I malanni del Papa
Fuori del Coro | n. 21-2002
“La sofferenza è una chiamata a manifestare la grandezza morale dell’uomo, la sua maturità spirituale”: in queste parole, scritte da Giovanni Paolo II nel 1984 nella Lettera apostolica Salvifici Doloris sul senso cristiano della sofferenza (a pochi anni dall’attentato e dalla prima esperienza di ricovero ospedaliero), sta la vera chiave di lettura del senso di quell’aggravarsi della salute del Papa che ha riaperto il dibattito sulle sue possibili dimissioni.
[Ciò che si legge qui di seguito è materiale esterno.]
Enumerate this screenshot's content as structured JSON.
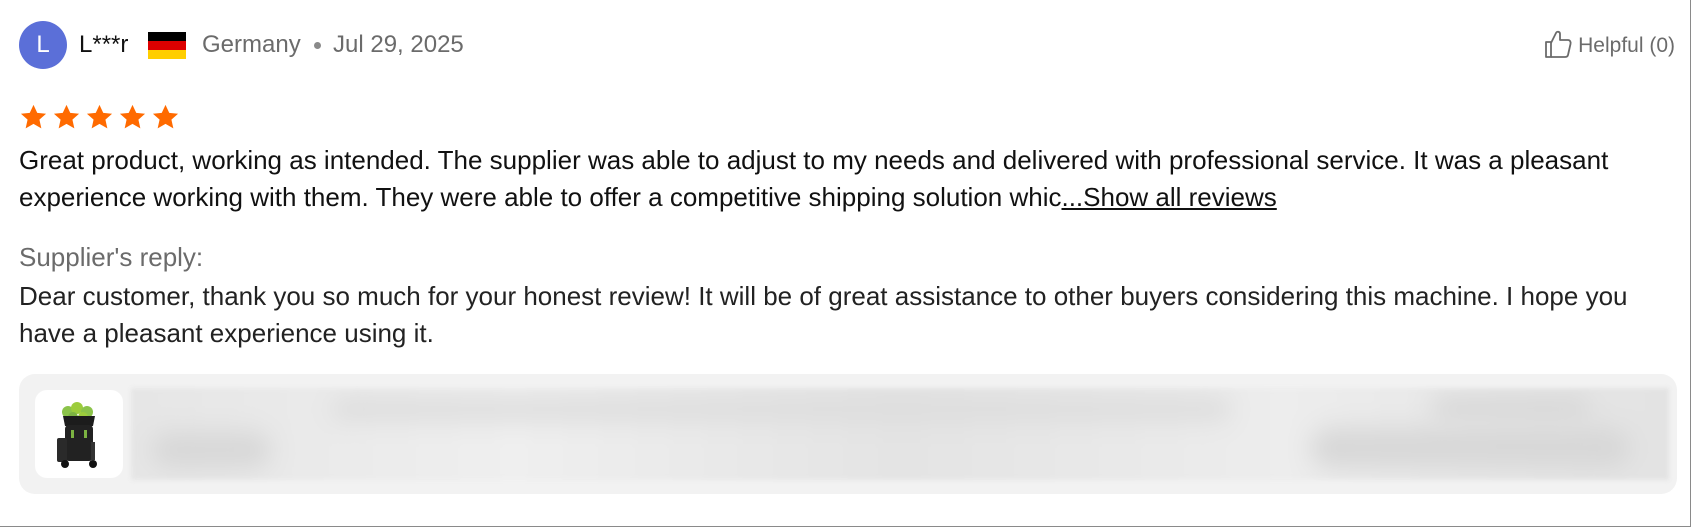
{
  "review": {
    "user": {
      "initial": "L",
      "avatar_color": "#5b6fd8",
      "name": "L***r",
      "flag_icon": "germany-flag-icon",
      "flag_colors": [
        "#000000",
        "#dd0000",
        "#ffce00"
      ],
      "country": "Germany",
      "date": "Jul 29, 2025"
    },
    "helpful": {
      "icon": "thumbs-up-icon",
      "label": "Helpful (0)"
    },
    "rating": {
      "stars": 5,
      "max": 5,
      "color": "#ff6a00"
    },
    "text": "Great product, working as intended. The supplier was able to adjust to my needs and delivered with professional service. It was a pleasant experience working with them. They were able to offer a competitive shipping solution whic",
    "show_all_label": "...Show all reviews",
    "supplier_reply": {
      "label": "Supplier's reply:",
      "text": "Dear customer, thank you so much for your honest review! It will be of great assistance to other buyers considering this machine. I hope you have a pleasant experience using it."
    },
    "product": {
      "thumbnail_icon": "tennis-ball-machine-thumbnail",
      "card_background": "#f2f2f2"
    }
  }
}
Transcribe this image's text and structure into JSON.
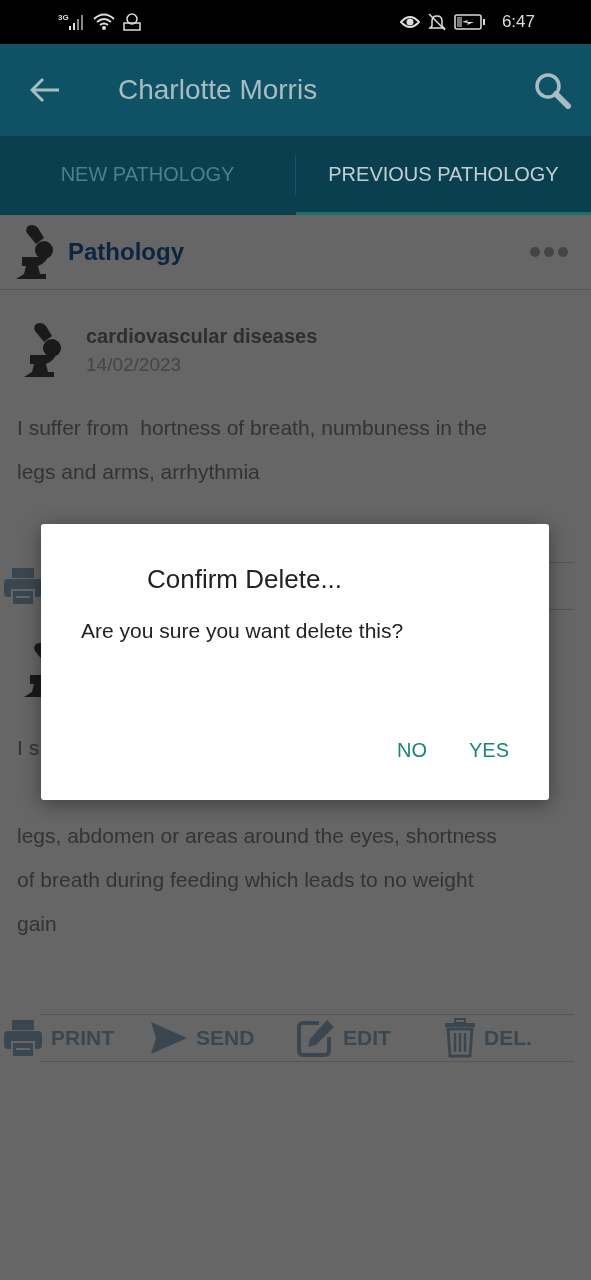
{
  "status_bar": {
    "network": "3G",
    "time": "6:47"
  },
  "app_bar": {
    "title": "Charlotte Morris"
  },
  "tabs": [
    {
      "label": "NEW PATHOLOGY",
      "selected": false
    },
    {
      "label": "PREVIOUS PATHOLOGY",
      "selected": true
    }
  ],
  "section": {
    "title": "Pathology"
  },
  "records": [
    {
      "title": "cardiovascular diseases",
      "date": "14/02/2023",
      "body_lines": [
        "I suffer from  hortness of breath, numbuness in the",
        "legs and arms, arrhythmia"
      ],
      "actions": [
        {
          "kind": "print"
        }
      ]
    },
    {
      "body_first": "I s",
      "body_lines": [
        "legs, abdomen or areas around the eyes, shortness",
        "of breath during feeding which leads to no weight",
        "gain"
      ],
      "actions": [
        {
          "kind": "print",
          "label": "PRINT"
        },
        {
          "kind": "send",
          "label": "SEND"
        },
        {
          "kind": "edit",
          "label": "EDIT"
        },
        {
          "kind": "delete",
          "label": "DEL."
        }
      ]
    }
  ],
  "dialog": {
    "title": "Confirm Delete...",
    "message": "Are you sure you want delete this?",
    "buttons": [
      "NO",
      "YES"
    ]
  }
}
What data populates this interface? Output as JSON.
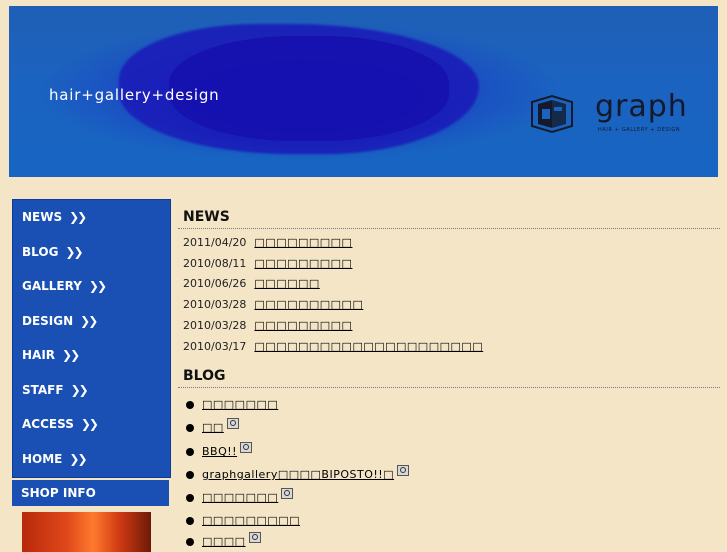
{
  "header": {
    "tagline": "hair+gallery+design",
    "logo_word": "graph",
    "logo_sub": "HAIR + GALLERY + DESIGN"
  },
  "nav": [
    {
      "label": "NEWS",
      "arrow": "❯❯"
    },
    {
      "label": "BLOG",
      "arrow": "❯❯"
    },
    {
      "label": "GALLERY",
      "arrow": "❯❯"
    },
    {
      "label": "DESIGN",
      "arrow": "❯❯"
    },
    {
      "label": "HAIR",
      "arrow": "❯❯"
    },
    {
      "label": "STAFF",
      "arrow": "❯❯"
    },
    {
      "label": "ACCESS",
      "arrow": "❯❯"
    },
    {
      "label": "HOME",
      "arrow": "❯❯"
    }
  ],
  "shop_info": {
    "label": "SHOP INFO"
  },
  "news": {
    "heading": "NEWS",
    "items": [
      {
        "date": "2011/04/20",
        "title": "□□□□□□□□□"
      },
      {
        "date": "2010/08/11",
        "title": "□□□□□□□□□"
      },
      {
        "date": "2010/06/26",
        "title": "□□□□□□"
      },
      {
        "date": "2010/03/28",
        "title": "□□□□□□□□□□"
      },
      {
        "date": "2010/03/28",
        "title": "□□□□□□□□□"
      },
      {
        "date": "2010/03/17",
        "title": "□□□□□□□□□□□□□□□□□□□□□"
      }
    ]
  },
  "blog": {
    "heading": "BLOG",
    "items": [
      {
        "title": "□□□□□□□",
        "camera": false
      },
      {
        "title": "□□",
        "camera": true
      },
      {
        "title": "BBQ!!",
        "camera": true
      },
      {
        "title": "graphgallery□□□□BIPOSTO!!□",
        "camera": true
      },
      {
        "title": "□□□□□□□",
        "camera": true
      },
      {
        "title": "□□□□□□□□□",
        "camera": false
      },
      {
        "title": "□□□□",
        "camera": true
      }
    ]
  },
  "colors": {
    "background": "#f3e5c6",
    "nav_blue": "#1a4fb4",
    "banner_blue": "#1b63c0"
  }
}
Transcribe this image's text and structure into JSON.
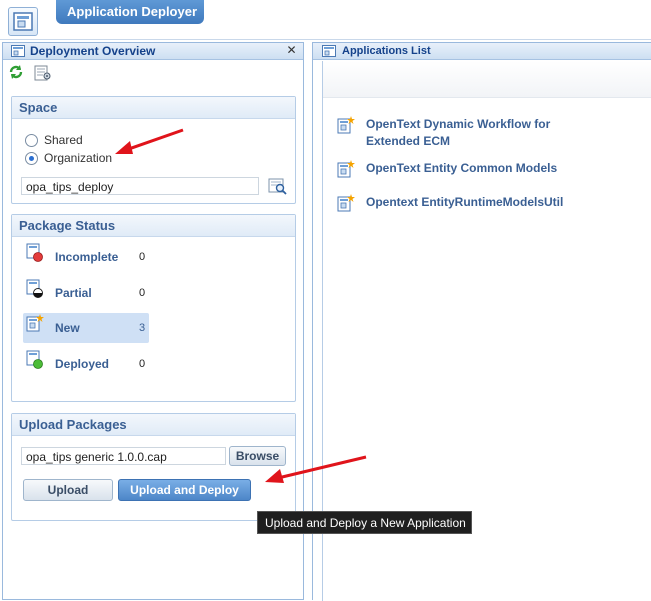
{
  "app": {
    "title": "Application Deployer"
  },
  "left_panel": {
    "title": "Deployment Overview",
    "close_icon": "close-icon",
    "toolbar": {
      "refresh_icon": "refresh-icon",
      "settings_icon": "edit-settings-icon"
    }
  },
  "space": {
    "title": "Space",
    "options": [
      {
        "label": "Shared",
        "checked": false
      },
      {
        "label": "Organization",
        "checked": true
      }
    ],
    "value": "opa_tips_deploy"
  },
  "package_status": {
    "title": "Package Status",
    "items": [
      {
        "label": "Incomplete",
        "count": "0",
        "selected": false,
        "icon": "incomplete-package-icon"
      },
      {
        "label": "Partial",
        "count": "0",
        "selected": false,
        "icon": "partial-package-icon"
      },
      {
        "label": "New",
        "count": "3",
        "selected": true,
        "icon": "new-package-icon"
      },
      {
        "label": "Deployed",
        "count": "0",
        "selected": false,
        "icon": "deployed-package-icon"
      }
    ]
  },
  "upload": {
    "title": "Upload Packages",
    "file_value": "opa_tips generic 1.0.0.cap",
    "browse_label": "Browse",
    "upload_label": "Upload",
    "upload_deploy_label": "Upload and Deploy"
  },
  "right_panel": {
    "title": "Applications List",
    "items": [
      {
        "label_line1": "OpenText Dynamic Workflow for",
        "label_line2": "Extended ECM"
      },
      {
        "label_line1": "OpenText Entity Common Models"
      },
      {
        "label_line1": "Opentext EntityRuntimeModelsUtil"
      }
    ]
  },
  "tooltip": {
    "text": "Upload and Deploy a New Application"
  },
  "colors": {
    "accent": "#3f79bd",
    "header_text": "#15428b",
    "link_text": "#3a5f93",
    "annotation_arrow": "#e0141b"
  }
}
Il Papa sta male ed è sotto gli occhi di tutti, e potrebbe sembrare quasi masochistica la straordinaria caparbietà con cui egli continua la sua missione senza concedersi ciò di cui qualunque anziano, nelle sue condizioni, avrebbe pieno diritto: perché non gustare un meritatissimo riposo? Perché sottoporsi all’umiliazione di mostrare al mondo la vergogna della propria situazione di declino e di una vecchiaia senza onore? Perché non accettare di ritirarsi nel silenzio lasciando spazio a più giovani energie?
Il mistero della sofferenza di Karol Wojtyla è tutto racchiuso nella certezza del messaggio di cui è responsabile e nell’indomita volontà di testimoniare qualcosa di cui non ha piena disponibilità, come ha scritto ancora nella Salvifici Doloris: “allorchè questo corpo è profondamente malato, totalmente inabile e l’uomo è quasi incapace di vivere e di agire, tanto più si mettono in evidenza l’interiore maturità e grandezza spirituale, costituendo una commovente lezione per gli uomini sani e normali”. Ecco il punto: la malattia e la vecchiaia non sono una vergogna da nascondere, un’onta da celare, una contraddizione da dimenticare; sono un segno (uno dei più esaltanti e mortificanti insieme) della condizione di ogni uomo. E l’essere Papa non esonera dall’affrontare il peso degli anni o il tremore del Parkinson, semplicemente li mette sotto gli occhi di tutti e li amplifica perché ricordano che a nessuno è dato sfuggire la sofferenza; anzi per l’uomo Wojtyla anche gli ultimi frammenti dell’umano diventano occasione per fare memoria di Cristo, e la sua stessa persona, prima ancora delle parole o dei gesti rituali, diventa rivelazione del Mistero del positivo che la Redenzione restituisce ad ogni età e condizione della vita. Non si tratta di avere un fisico eccezionale o una resistenza fuori del comune, basta accettare di essere al proprio posto confidando in Dio, ed ecco che tutto si trasforma: persino l’ignominia diventa gloriosa, e il disonore del corpo incurvato del Papa si trasforma in segno di speranza oltre ogni apparenza.
Così diventa ancora più vero quanto il Papa scriveva nel 1984: “la sofferenza appartiene alla trascendenza dell’uomo: essa è uno di quei punti nei quali l’uomo viene in un certo senso destinato a superare se stesso e viene a ciò chiamato in modo misterioso”, nel senso che se nessuna pena sembra essere risparmiata all’uomo Wojtyla, proprio il suo modo di vivere fa risplendere un’eccezionale statura umana: non l’eroismo fine a se stesso, ma la santità come accettazione gioiosa della volontà di Dio.
Per questo suonano francamente fastidiosi i commenti di chi discetta sugli scenari di possibili dimissioni. Non si tratta di sapere cosa accadrebbe se un giorno il Papa non ce la facesse più a parlare o a viaggiare, ma semmai c’è da chiedersi cosa Dio vuole insegnare alla Chiesa e al mondo con una figura così scolpita nella sofferenza. Un Papa disabilitato dalle sue funzioni mediatiche o di rappresentanza rimane comunque Papa, cioè padre (come un papà rimane tale per i suoi figli anche se dovesse vivere una lunga agonia prima di morire). Perciò non ha senso preoccuparci di qualcosa di cui si occuperà il buon Dio meglio di quanto sappiano fare i nostri suggerimenti. A noi resta solo l’augurio: ad multos annos, Santità.